NSA phone collection provisions expire, at least for a few days

June 1, 2015 | by NCC Staff

As expected, Senator and presidential candidate Rand Paul blocked a last-second attempt on Sunday to pass a new law that contains a reformed NSA phone data collection program. But the surveillance program could be back in place in a few days.

 

randpaul400x300Senate majority leader Mitch McConnell agreed to support the House-approved USA Freedom Act over the weekend, in a last-ditch effort to prevent parts of the controversial spying program from expiring in its entirety. The Senate voted 77-17 in favor of proceeding to vote on the act.

 

However, since the Senate requires the unanimous consent of its members for certain procedural moves, Paul was able to block an immediate Senate vote on the House measure.

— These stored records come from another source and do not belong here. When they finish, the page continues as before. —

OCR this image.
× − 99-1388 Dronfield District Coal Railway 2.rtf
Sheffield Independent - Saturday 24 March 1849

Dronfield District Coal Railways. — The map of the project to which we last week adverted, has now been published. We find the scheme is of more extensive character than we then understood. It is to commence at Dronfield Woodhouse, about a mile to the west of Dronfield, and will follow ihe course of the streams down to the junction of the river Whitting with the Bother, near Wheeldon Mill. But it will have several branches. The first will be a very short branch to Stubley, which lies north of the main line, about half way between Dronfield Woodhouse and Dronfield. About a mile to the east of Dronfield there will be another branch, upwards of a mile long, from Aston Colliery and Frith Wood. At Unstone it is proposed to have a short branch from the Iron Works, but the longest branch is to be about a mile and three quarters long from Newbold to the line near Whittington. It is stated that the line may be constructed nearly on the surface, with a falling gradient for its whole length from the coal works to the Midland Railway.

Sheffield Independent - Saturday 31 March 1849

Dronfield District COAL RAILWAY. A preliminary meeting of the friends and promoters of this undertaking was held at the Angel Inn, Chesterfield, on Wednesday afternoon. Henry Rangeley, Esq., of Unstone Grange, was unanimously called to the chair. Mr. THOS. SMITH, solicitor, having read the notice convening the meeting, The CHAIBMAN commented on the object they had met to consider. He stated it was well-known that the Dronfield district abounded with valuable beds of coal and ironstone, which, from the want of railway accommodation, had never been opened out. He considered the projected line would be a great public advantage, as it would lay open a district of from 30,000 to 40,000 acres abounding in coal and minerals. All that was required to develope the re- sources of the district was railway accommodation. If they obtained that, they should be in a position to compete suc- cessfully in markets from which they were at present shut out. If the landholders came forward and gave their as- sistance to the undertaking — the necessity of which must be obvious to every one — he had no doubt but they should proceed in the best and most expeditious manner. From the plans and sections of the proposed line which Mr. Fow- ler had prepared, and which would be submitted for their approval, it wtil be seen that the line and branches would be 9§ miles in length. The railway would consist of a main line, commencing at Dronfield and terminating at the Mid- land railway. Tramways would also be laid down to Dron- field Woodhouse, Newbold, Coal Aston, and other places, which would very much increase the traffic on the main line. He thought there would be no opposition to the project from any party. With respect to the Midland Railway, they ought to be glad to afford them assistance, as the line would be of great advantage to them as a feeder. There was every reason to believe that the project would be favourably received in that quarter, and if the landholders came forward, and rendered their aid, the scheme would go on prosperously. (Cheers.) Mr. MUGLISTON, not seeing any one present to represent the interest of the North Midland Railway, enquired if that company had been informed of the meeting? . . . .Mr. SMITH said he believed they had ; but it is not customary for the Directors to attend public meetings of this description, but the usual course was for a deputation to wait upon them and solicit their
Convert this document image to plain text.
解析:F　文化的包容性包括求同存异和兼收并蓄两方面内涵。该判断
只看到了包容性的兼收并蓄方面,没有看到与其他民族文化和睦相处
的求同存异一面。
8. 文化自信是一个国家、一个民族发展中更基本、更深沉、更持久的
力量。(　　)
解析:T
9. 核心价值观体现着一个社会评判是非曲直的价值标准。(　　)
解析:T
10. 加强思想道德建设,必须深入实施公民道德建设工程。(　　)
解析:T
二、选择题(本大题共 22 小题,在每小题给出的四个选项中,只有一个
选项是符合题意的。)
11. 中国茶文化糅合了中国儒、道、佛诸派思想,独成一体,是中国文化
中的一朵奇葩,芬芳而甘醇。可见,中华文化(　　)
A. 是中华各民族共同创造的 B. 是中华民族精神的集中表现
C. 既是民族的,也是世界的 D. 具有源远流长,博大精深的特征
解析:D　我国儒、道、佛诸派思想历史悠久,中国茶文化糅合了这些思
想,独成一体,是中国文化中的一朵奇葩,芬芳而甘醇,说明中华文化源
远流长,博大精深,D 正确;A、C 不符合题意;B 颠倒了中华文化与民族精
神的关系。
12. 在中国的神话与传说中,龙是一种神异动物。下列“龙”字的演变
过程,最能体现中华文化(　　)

Experts believe a vote will get to the Senate floor sometime this week, but for now, the massive phone-data collection program remains in limbo, and three parts of the program are shut down.

 

Surveillance will certainly continue under other parts of the act and under other government programs designed to combat terrorism, but the shift of data-collection programs to private phone companies from the NSA, under the proposed USA Freedom Act, awaits further Senate action.

 

“The point we wanted to make is, we can still catch terrorists using the Constitution,” Paul said on the Senate floor. “I’m supportive of the part that ends bulk collection by the government. My concern is that we might be exchanging bulk collection by the government [with] bulk collection by the phone companies.”

 

The most-controversial of the three provisions that expired is Section 215 of the USA Patriot Act, which allows the NSA to obtain and store “any tangible things (including books, records, papers, documents, and other items) for an investigation to protect against international terrorism or clandestine intelligence activities, provided that such investigation of a United States person is not conducted solely upon the basis of activities protected by the first amendment to the Constitution.”

 

The controversy over Section 215 erupted in 2013 when former NSA analyst Edward Snowden disclosed a massive government system to harvest Americans’ phone records, which is authorized by a secret court. The NSA system uses blanket court orders, and not specific search warrants, to compel phone companies to hand over customer metadata to the NSA.

 

The phone metadata contain basic phone number information, and not the content of calls or the names of callers. But that in itself, critics say, violates the First and Fourth Amendment rights of Americans since the information isn’t obtained via the warrant process.

 

The House’s USA Freedom Act shifts the burden of keeping the phone records to private companies and forces the NSA to get individual permissions from the secret court to get relevant, targeted information from a phone company storing the records. It also provides for an adversarial advocate in the secret FISA court.